Willie Taggart is the best coach money can buy.
He might be earning a Wal-Mart type salary, but he is producing Neimus Marcus results.
Right now Taggart gives Western Kentucky the best return on its dollar.
It’s not yet time to measure his success with wins and losses. He is doing well in recruiting, and that will ultimately determine his fate.
In a recent report by USA Today listing salaries of FBS coaches, he ranks fifth from the bottom.
The former Manatee High quarterback earns $225,000 a year, which means 115 head football coaches take home a heftier paycheck. A few schools did not report salaries, but it’s doubtful any of those earned less.
By comparison, new Florida head coach Will Muschamp just signed a five-year deal that will pay him $2.7 million annually and his resume is blank under head coaching experience.
In-state rivals Joker Phillips earns $1.7 million at Kentucky and Charlie Strong makes $1.6 million at Louisville. June Jones, who was hired last year to resurrect an SMU program that has not yet fully recovered from the “death penalty,” is being paid $2.1 million.
If the salary is low, you can bet the recruiting budget is not up to modern day standards.
But Taggart can do the two things that make successful college football coaches: he can recruit, and he knows how to use talent when he gets it.
Best part is that he does it with a smile mixed in with some humility. He has proven nice guys can win the recruiting wars.
You don’t need to wear the scowl of a Nick Saban to impress recruits or be a Lane Kiffin and act like Santa Claus on Christmas Eve while looking like Pinocchio.
He also has the perfect sidekick in assistant coach Raymond Woodie, another Manatee County product and relentless recruiter.
The duo pulled off a coup this week when they got Jon Dowling to commit to the Hilltoppers. Dowling is the biggest recruit in WKU football history. But he won’t be the last five-star product Taggart lands.
Former Manatee High standout running back Ben Axon is available after leading Butler CC to the national junior college runner-up spot.
He is considering WKU, and why not?
Taggart was the running backs coach at Stanford and played an instrumental role in molding Toby Gerhart into a Heisman Trophy runner-up and NFL draft pick.
“He’s definitely been a big reason for my success, in terms of understanding the game-reading safety rotations for blitzes, footwork, ball-handling, all the little intricate details that make you a better player,” Gerhart said.
Recruiting for Stanford is like climbing Mt. Everest with its high academic standards that are similar to Ivy League schools.

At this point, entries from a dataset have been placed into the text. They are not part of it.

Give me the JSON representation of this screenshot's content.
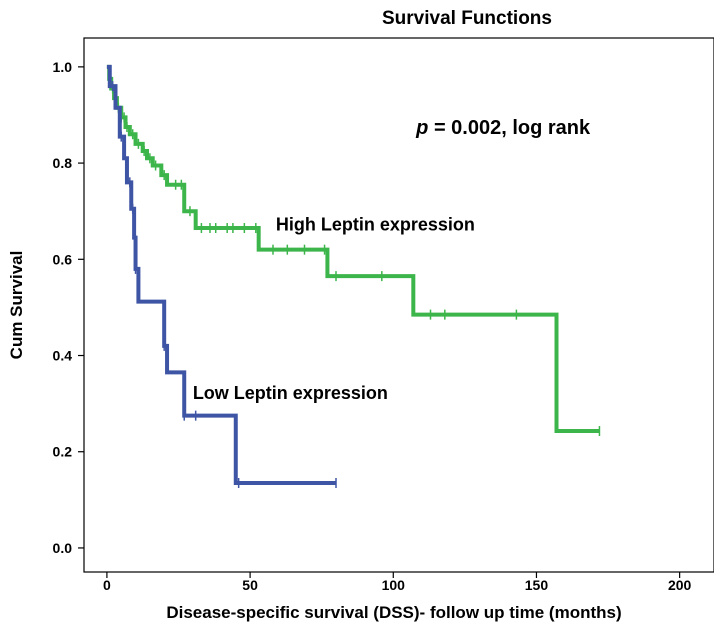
{
  "chart_data": {
    "type": "line",
    "subtype": "kaplan-meier step",
    "title": "Survival Functions",
    "xlabel": "Disease-specific survival (DSS)- follow up time (months)",
    "ylabel": "Cum Survival",
    "xlim": [
      -8,
      212
    ],
    "ylim": [
      -0.05,
      1.06
    ],
    "x_ticks": [
      0,
      50,
      100,
      150,
      200
    ],
    "x_tick_labels": [
      "0",
      "50",
      "100",
      "150",
      "200"
    ],
    "y_ticks": [
      0.0,
      0.2,
      0.4,
      0.6,
      0.8,
      1.0
    ],
    "y_tick_labels": [
      "0.0",
      "0.2",
      "0.4",
      "0.6",
      "0.8",
      "1.0"
    ],
    "grid": false,
    "series": [
      {
        "name": "High Leptin expression",
        "color": "#3cb54a",
        "steps": [
          [
            0,
            1.0
          ],
          [
            0.8,
            0.975
          ],
          [
            1.5,
            0.955
          ],
          [
            2.5,
            0.935
          ],
          [
            3.5,
            0.915
          ],
          [
            5,
            0.895
          ],
          [
            6.5,
            0.875
          ],
          [
            8,
            0.86
          ],
          [
            10,
            0.84
          ],
          [
            12.5,
            0.825
          ],
          [
            14,
            0.81
          ],
          [
            16,
            0.795
          ],
          [
            19,
            0.775
          ],
          [
            21,
            0.755
          ],
          [
            27,
            0.7
          ],
          [
            31,
            0.665
          ],
          [
            53,
            0.62
          ],
          [
            77,
            0.565
          ],
          [
            107,
            0.485
          ],
          [
            157,
            0.243
          ],
          [
            172,
            0.243
          ]
        ],
        "censored_x": [
          1,
          2,
          3,
          4,
          5,
          6,
          7,
          9,
          11,
          13,
          15,
          17,
          20,
          24,
          26,
          29,
          33,
          36,
          38,
          42,
          44,
          48,
          52,
          58,
          63,
          69,
          76,
          80,
          96,
          113,
          118,
          143,
          172
        ]
      },
      {
        "name": "Low Leptin expression",
        "color": "#3e55a5",
        "steps": [
          [
            0,
            1.0
          ],
          [
            1,
            0.96
          ],
          [
            3,
            0.915
          ],
          [
            4.5,
            0.855
          ],
          [
            6,
            0.81
          ],
          [
            7,
            0.76
          ],
          [
            8.5,
            0.705
          ],
          [
            9.5,
            0.645
          ],
          [
            10,
            0.58
          ],
          [
            11,
            0.512
          ],
          [
            20,
            0.42
          ],
          [
            21,
            0.365
          ],
          [
            27,
            0.275
          ],
          [
            45,
            0.135
          ],
          [
            80,
            0.135
          ]
        ],
        "censored_x": [
          2,
          5,
          8,
          9,
          10,
          20,
          27,
          31,
          46,
          80
        ]
      }
    ],
    "annotations": [
      {
        "text": "High Leptin expression",
        "x": 59,
        "y": 0.66
      },
      {
        "text": "Low Leptin expression",
        "x": 30,
        "y": 0.31
      }
    ],
    "pvalue": {
      "symbol": "p",
      "text": " = 0.002, log rank",
      "x": 108,
      "y": 0.86
    }
  }
}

In choosing WKU, Dowling kept talking about honesty. Apparently he felt that commodity was in short supply when he played at Florida this year, leaving the Gators before the season ended.
Taggart could’ve stayed at Stanford, let the WKU head job pass and wait for a better opportunity than taking over a program that went winless the previous season.
But he doesn’t scare easy.
At Stanford, Taggart beat out some of the top SEC and ACC programs for high level recruits, including current Cardinal offensive lineman David Yankey and receiver Jamal-Rashad Patterson, getting them to come cross country from Georgia.
The competition for Dowling is stiff and was going to get tougher with Oregon and Michigan among the schools seeking his services. It most likely won’t stop until signing day on Feb. 2, 2011.
You never know what 18-year-olds are going to do or want; but the one constant is their desire for an honest coach.
WKU is becoming what USF used to be under former head coach Jim Leavitt; a haven for area players who flew under the radar or saw their dreams evaporate for various reasons at a I-A program.
There is a gold mine of talent in Manatee County and right now he has his pulse on it.